Yes, you can think about your moral intuitions, weigh them against each other, and make them internally consistent. But this is kind of like trying to add resolution back in to an extremely pixelated photo--just because it's no longer obviously "wrong" doesn't guarantee that it's "right". And there's the possibility of path-dependence--the parts of the photo you try to improve initially could have a very significant effect on the final product. Even if you think you're willing to discard your initial philosophical conclusions, there's still the possibility of accidentally destroying your initial intuitional data or enculturing yourself with your early results.
To avoid this possibility of path-dependence, you could carefully document your initial intuitions, pursue lots of different paths to making them consistent in parallel, and maybe even choose a "best match". But it's not obvious to me that your initial mix of evolved and encultured values even deserves this preferential treatment.

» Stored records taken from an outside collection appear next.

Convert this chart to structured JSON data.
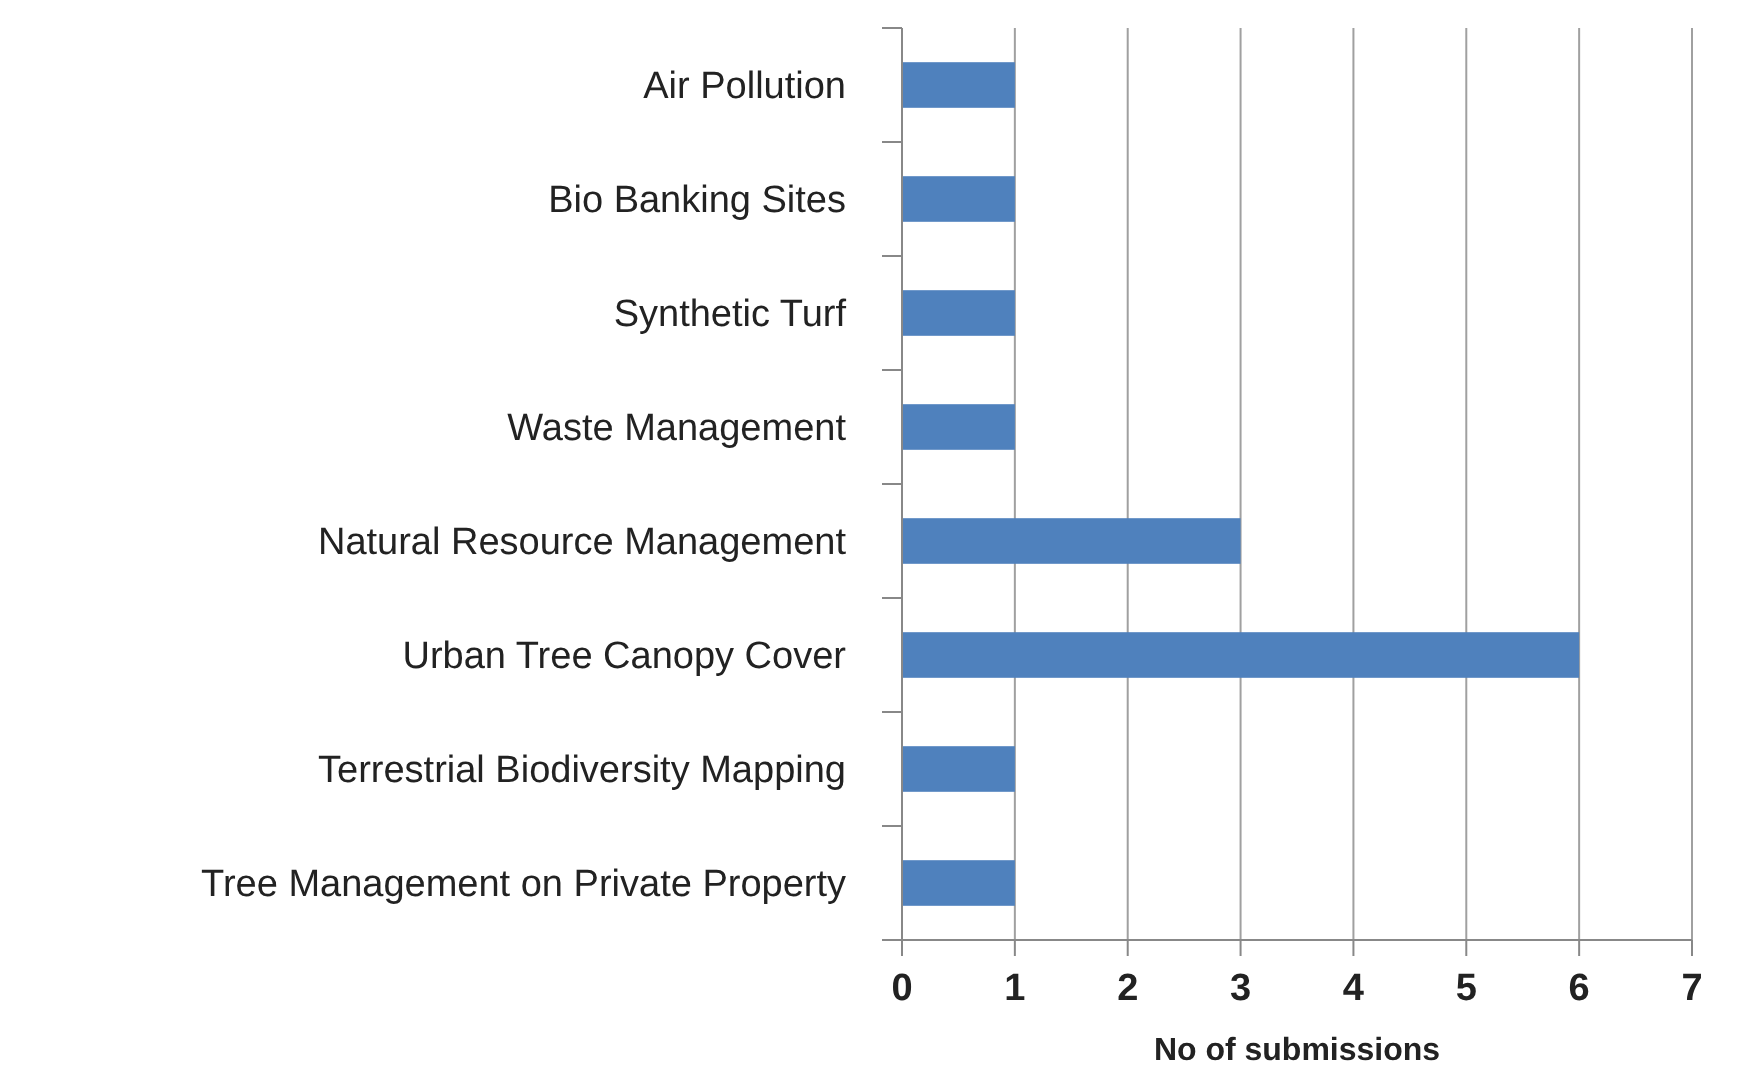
{
  "chart_data": {
    "type": "bar",
    "orientation": "horizontal",
    "categories": [
      "Air Pollution",
      "Bio Banking Sites",
      "Synthetic Turf",
      "Waste Management",
      "Natural Resource Management",
      "Urban Tree Canopy Cover",
      "Terrestrial Biodiversity Mapping",
      "Tree Management on Private Property"
    ],
    "values": [
      1,
      1,
      1,
      1,
      3,
      6,
      1,
      1
    ],
    "color": "#4f81bd",
    "xlim": [
      0,
      7
    ],
    "xticks": [
      0,
      1,
      2,
      3,
      4,
      5,
      6,
      7
    ],
    "xlabel": "No of submissions",
    "grid": "x"
  }
}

Currently, I disagree with what seems to be the prevailing view on Less Wrong that achieving a Really Good Consistent Match for our morality is Really Darn Important. I'm not sure that randomness from evolution and enculturation should be treated differently from random factors in the intuition-squaring process. It's randomness all the way through either way, right? The main reason "bad" consistent matches are considered so "bad", I suspect, is that they engender cognitive dissonance (e.g. maybe my current ethics says I should hack Osama Bin Laden to death in his sleep with a knife if I get the chance, but this is an extremely bad match for my evolved/encultured intuitions, so I experience a ton of cognitive dissonance actually doing this). But cognitive dissonance seems to me like just another aversive experience to factor in to my utility calculations.
Now that you've read this, maybe your intuition has changed and you're a moral anti-realist. But in what sense has your intuition "improved" or become more accurate?
I really have zero expertise on any of this, so if you have relevant links please share them. But also, who's to say that matters? In what sense could philosophers have "better" philosophical intuition? The only way I can think of for theirs to be "better" is if they've seen a larger part of the landscape of philosophical questions, and are therefore better equipped to build consistent philosophical models (example).